Overview

The Effect of Sodium Thiosulfate Eardrops on Hearing Loss in Patients Who Receive Cisplatin Therapy

Status:
Terminated

Trial end date:
2013-05-02

Target enrollment:
0

Participant gender:
All

Summary

This is a pilot, randomized, self-controlled study of the effects of intratympanic sodium thiosulfate (STS) on the degree of hearing loss in patients receiving cisplatin therapy. Sodium thiosulfate is an inactive ingredient contained in sulfacetamide ophthalmic solution which is used routinely as an otic solution delivered to the middle ear space. The hypothesis of this study is that local administration of sodium thiosulfate (STS) will result in improved hearing compared to ears not receiving the study drug in patients receiving systemic cisplatin therapy.

Phase:

N/A

Accepts Healthy Volunteers?

Details

Lead Sponsor:

Sidney Kimmel Cancer Center at Thomas Jefferson University

Treatments:

Cisplatin
Sodium thiosulfate

Criteria

Inclusion Criteria:

1. Adults receiving cisplatin therapy in the dose range of 80-120mg/m2

2. Subjects are capable of giving informed consent, or if appropriate, have an acceptable
surrogate capable of giving consent on the subject's behalf.

Exclusion Criteria:

1. Subjects with active middle ear disease (unilateral or bilateral)

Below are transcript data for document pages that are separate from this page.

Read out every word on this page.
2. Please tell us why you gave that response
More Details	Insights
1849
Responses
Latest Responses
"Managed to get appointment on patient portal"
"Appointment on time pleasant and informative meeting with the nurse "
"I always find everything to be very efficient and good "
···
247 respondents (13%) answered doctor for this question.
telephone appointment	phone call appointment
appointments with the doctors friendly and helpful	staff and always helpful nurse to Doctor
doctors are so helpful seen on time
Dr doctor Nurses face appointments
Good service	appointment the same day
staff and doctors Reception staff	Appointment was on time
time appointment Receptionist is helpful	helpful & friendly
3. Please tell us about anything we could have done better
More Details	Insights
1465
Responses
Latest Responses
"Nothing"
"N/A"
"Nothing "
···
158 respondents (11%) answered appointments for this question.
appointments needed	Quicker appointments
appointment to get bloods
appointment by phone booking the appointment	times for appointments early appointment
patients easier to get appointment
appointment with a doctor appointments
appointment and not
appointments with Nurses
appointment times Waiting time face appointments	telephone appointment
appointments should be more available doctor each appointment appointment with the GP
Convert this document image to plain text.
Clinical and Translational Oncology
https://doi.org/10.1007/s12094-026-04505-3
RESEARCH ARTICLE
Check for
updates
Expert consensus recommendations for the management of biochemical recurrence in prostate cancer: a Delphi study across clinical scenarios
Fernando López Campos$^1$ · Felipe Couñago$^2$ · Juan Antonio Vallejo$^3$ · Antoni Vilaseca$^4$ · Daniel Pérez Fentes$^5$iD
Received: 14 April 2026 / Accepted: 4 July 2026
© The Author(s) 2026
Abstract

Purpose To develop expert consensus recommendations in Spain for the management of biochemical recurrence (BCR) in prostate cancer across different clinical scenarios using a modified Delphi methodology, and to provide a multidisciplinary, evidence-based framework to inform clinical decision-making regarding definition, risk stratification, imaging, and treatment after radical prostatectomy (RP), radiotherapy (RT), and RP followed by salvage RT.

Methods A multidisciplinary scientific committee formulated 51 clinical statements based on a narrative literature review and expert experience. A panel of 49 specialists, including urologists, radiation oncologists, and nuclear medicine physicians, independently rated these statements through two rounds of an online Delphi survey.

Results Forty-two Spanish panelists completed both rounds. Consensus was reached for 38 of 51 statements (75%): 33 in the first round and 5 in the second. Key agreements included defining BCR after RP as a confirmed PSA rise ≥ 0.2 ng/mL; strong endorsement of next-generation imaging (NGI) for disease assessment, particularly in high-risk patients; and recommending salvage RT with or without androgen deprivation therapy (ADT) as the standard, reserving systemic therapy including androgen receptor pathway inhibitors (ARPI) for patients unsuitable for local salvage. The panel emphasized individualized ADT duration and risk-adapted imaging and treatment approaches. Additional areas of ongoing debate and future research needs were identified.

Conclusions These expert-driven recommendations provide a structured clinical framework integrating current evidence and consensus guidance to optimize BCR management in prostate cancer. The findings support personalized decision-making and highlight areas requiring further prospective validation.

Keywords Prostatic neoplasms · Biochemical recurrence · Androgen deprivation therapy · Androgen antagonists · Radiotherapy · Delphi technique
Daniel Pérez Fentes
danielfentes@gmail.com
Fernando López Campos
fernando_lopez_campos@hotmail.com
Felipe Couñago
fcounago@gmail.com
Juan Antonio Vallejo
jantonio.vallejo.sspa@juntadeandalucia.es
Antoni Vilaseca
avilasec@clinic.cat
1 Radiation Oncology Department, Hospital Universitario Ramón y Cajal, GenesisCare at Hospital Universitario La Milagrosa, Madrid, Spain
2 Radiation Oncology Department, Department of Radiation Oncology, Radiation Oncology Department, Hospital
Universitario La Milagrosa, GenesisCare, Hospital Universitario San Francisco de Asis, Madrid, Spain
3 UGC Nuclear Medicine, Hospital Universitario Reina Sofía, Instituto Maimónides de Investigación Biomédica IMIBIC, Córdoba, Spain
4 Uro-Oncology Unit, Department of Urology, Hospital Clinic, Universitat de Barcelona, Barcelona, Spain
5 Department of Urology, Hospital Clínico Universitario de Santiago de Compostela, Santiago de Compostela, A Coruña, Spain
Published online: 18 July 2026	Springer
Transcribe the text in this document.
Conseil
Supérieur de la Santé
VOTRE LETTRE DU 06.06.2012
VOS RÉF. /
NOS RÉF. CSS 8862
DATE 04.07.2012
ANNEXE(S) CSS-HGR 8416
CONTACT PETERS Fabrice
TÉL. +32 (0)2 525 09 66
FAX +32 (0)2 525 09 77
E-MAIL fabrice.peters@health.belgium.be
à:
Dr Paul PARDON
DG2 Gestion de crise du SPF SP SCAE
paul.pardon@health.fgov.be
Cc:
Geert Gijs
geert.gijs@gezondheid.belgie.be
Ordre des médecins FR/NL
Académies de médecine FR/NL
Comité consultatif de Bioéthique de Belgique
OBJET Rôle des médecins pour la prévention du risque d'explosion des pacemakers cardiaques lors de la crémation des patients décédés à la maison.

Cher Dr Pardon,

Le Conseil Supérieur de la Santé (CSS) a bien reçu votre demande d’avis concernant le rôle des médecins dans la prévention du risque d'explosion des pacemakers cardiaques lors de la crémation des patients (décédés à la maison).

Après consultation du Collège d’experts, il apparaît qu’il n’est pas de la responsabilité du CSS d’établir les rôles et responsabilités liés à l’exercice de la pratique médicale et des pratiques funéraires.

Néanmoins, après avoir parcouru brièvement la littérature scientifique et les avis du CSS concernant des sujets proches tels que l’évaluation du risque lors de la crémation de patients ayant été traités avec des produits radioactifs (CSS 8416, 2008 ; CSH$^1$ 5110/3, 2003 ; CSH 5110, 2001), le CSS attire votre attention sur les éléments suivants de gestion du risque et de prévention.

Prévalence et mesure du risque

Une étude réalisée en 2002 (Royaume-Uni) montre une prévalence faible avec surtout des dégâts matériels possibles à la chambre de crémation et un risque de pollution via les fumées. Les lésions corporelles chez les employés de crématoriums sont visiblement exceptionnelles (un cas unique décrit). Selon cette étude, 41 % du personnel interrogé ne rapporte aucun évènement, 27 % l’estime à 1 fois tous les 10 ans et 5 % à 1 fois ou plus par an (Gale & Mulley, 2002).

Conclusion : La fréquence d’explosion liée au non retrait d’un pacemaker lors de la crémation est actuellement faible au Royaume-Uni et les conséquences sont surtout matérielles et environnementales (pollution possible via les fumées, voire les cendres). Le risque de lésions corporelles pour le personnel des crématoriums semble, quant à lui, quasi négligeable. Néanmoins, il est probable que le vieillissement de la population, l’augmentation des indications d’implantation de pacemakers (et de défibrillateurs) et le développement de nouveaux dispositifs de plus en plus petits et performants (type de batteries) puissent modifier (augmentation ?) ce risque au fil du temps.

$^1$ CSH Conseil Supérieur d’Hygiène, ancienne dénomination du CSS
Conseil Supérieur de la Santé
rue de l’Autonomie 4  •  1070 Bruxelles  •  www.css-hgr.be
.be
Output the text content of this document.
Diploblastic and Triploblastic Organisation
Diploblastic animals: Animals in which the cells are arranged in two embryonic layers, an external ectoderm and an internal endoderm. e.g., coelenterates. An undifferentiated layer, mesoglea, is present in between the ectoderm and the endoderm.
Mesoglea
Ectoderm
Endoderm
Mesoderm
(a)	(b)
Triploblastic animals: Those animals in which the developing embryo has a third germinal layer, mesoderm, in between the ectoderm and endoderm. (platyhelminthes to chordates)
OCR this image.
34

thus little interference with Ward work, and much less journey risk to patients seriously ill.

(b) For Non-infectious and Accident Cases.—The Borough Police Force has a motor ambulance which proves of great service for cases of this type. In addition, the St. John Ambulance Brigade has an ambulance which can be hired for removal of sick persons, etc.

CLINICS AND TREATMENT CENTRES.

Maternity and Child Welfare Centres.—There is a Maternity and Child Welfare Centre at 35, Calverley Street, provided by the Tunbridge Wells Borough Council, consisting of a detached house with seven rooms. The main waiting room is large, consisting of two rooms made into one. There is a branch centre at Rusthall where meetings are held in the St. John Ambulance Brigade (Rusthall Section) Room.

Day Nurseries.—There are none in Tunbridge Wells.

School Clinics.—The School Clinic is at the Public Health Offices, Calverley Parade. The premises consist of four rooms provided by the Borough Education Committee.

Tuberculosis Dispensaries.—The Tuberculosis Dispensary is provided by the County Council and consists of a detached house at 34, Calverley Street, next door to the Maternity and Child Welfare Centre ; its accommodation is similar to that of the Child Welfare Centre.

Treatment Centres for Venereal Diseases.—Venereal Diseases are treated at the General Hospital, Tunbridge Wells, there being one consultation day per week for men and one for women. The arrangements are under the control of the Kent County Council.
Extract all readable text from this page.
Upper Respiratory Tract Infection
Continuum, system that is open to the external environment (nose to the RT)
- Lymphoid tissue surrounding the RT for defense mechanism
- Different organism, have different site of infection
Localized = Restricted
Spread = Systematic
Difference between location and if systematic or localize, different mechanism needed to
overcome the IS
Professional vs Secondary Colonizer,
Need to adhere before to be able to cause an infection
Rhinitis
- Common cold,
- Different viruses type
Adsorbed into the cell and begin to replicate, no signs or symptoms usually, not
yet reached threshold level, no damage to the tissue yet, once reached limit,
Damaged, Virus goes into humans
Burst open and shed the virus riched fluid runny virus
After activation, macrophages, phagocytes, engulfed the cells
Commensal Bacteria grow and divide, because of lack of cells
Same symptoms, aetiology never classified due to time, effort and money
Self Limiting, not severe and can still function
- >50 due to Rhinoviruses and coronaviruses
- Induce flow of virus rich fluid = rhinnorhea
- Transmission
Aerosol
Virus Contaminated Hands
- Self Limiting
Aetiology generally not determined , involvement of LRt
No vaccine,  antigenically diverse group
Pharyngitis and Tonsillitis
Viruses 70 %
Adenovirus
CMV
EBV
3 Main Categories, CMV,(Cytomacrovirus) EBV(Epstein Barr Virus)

2. Subjects with prior treatment with platinum-based chemotherapeutic agent or other
ototoxic agent

3. Subjects with an allergy to sodium thiosulfate

4. Subjects with tumors involving cranial nerve VIII

5. Subjects with preexisting absence of otoacoustic emissions (unilateral or bilateral)

6. Subjects with more than 5 dB interaural difference in puretone threshold on initial
audiometric screening

7. Chronic use of known ototoxic agent (e.g. furosemide, aminoglycosides, etc)

8. Subjects with a history of prior irradiation to the head and neck.